A primeira coisa necessária é o olhar diferenciado para a população em situação de rua. Porque não podemos nos contentar apenas com as respostas que escutamos. A rua tem uma semiologia particular. Há casos de pacientes que quando perguntados se têm algum problema de saúde, respondem não. E aí, num segundo contato você observa que ele tem uma tosse crônica, uma hérnia, sinais e sintomas que não relatou porque nem percebia mais como anormais. Nós vamos tentando resgatar essa percepção aos poucos, para que a pessoa comece a entender que vive com um problema com o qual não precisaria viver e que tem a possibilidade de recorrer ao serviço de saúde.

E aí esbarra-se em outro problema que é a questão do acesso? Essa população de fato tem dificuldades de acessar os serviços públicos oferecidos?

Esse é um problema grave. Embora o acesso aos serviços públicos de saúde seja muitas vezes difícil para qualquer cidadão, no caso da população em situação de rua, há agravantes. Para se conseguir atendimento é preciso chegar muito cedo ao posto e esperar varias horas. O morador de rua com freqüência precisa sair para pegar o almoço, senão, so vai comer de noite. E a lógica da sobrevivência. Comida primeiro, médico depois. Em segundo lugar, é comum que o morador de rua esteja com roupas sujas e/ou não tenha tomado banho, o que faz com que ele seja mal recebido na sala de espera de um posto de saúde ou mesmo de um hospital. Muitas vezes ele é discriminado e sofre preconceitos de usuários e/ou funcionários dos serviços de saúde. A falta de documentação também apresenta-se como problema freqüente para o acesso do morador de Rua aos serviços públicos. O resultado final de tantas dificuldades é a busca por ajuda apenas em último caso. Assim, muitas questões de saúde tornam-se crônicas e por isso mais difíceis de resolver.

E como o projeto Meio-fio tem contribuído para facilitar esse acesso à saúde?
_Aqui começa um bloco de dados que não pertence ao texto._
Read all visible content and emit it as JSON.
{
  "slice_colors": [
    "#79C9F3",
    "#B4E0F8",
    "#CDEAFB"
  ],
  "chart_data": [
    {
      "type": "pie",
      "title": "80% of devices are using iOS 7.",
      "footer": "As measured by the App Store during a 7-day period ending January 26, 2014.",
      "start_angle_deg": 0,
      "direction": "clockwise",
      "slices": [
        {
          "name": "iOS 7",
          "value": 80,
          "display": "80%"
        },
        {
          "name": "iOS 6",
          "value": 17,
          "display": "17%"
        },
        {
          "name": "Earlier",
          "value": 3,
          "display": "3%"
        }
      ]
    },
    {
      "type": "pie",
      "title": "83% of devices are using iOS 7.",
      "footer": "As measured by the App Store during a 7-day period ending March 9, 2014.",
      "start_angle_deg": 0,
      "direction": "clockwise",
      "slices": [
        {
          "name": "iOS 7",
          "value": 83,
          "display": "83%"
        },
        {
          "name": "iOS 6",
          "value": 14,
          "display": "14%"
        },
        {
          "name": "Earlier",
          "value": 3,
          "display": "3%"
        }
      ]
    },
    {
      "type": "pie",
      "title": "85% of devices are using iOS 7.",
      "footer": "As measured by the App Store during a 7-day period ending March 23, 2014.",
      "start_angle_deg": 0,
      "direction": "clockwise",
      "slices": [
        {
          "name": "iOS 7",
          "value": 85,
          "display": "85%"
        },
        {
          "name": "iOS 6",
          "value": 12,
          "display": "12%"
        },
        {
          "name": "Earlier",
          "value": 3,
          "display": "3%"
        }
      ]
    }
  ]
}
O projeto Meio-fio age em três frentes basicamente. Trabalhamos com instituições que lidam com população de rua, tentando sensibilizá-las e compartilhando informações sobre o trabalho com essa população. Trabalhamos nas ruas, ouvindo as demandas dos moradores e encaminhando-os para serviços com os quais tenhamos feito contato anterior. Não só instituições de saúde, mas também outras onde ele possa tirar documentos, tomar banho, cortar o cabelo, etc… Ele chega nesse local com um encaminhamento por escrito e com um resumo de sua historia . Isso facilita a abordagem do profissional que vai recebê-lo. A terceira frente é a sensibilização da sociedade, através de estratégias de comunicação, como por exemplo a exposição fotográfica que pode ser vista no site de MSF atualmente.

Você acredita que as questões da dificuldade de acesso e da percepção de saúde estão relacionadas a uma baixa auto-estima?

Com certeza. O morador de rua não se vê como cidadão. E não se vê como alguém que tem direitos. Muitas vezes eles nos agradecem muito pelo trabalho, e nós procuramos mostrar que não é favor, é um direito que eles têm. Acredito que haja uma desesperança crônica. Eles vão várias vezes num serviço, são mal atendidos, discriminados e muitas vezes acabam não retornando. Habituam-se a conviver com problemas de saúde, e os problemas acabam virando crônicos. Porque eles não têm mais esperança, não acreditam numa solução. Muitas vezes não acham nem que mereçam. E nós procuramos trabalhar isso, criando vínculo, ganhando confiança, e depois tentando mostrar a eles que há possibilidade de se cuidar e ser cuidado, buscar trabalho, uma vida diferente. Sempre respeitando o desejo de cada um. O projeto Meio-fio não deseja obrigar ninguém a mudar de vida. Deseja ser ponte, apontar caminhos possíveis, formar redes, ajudar a população de rua a resgatar sua cidadania.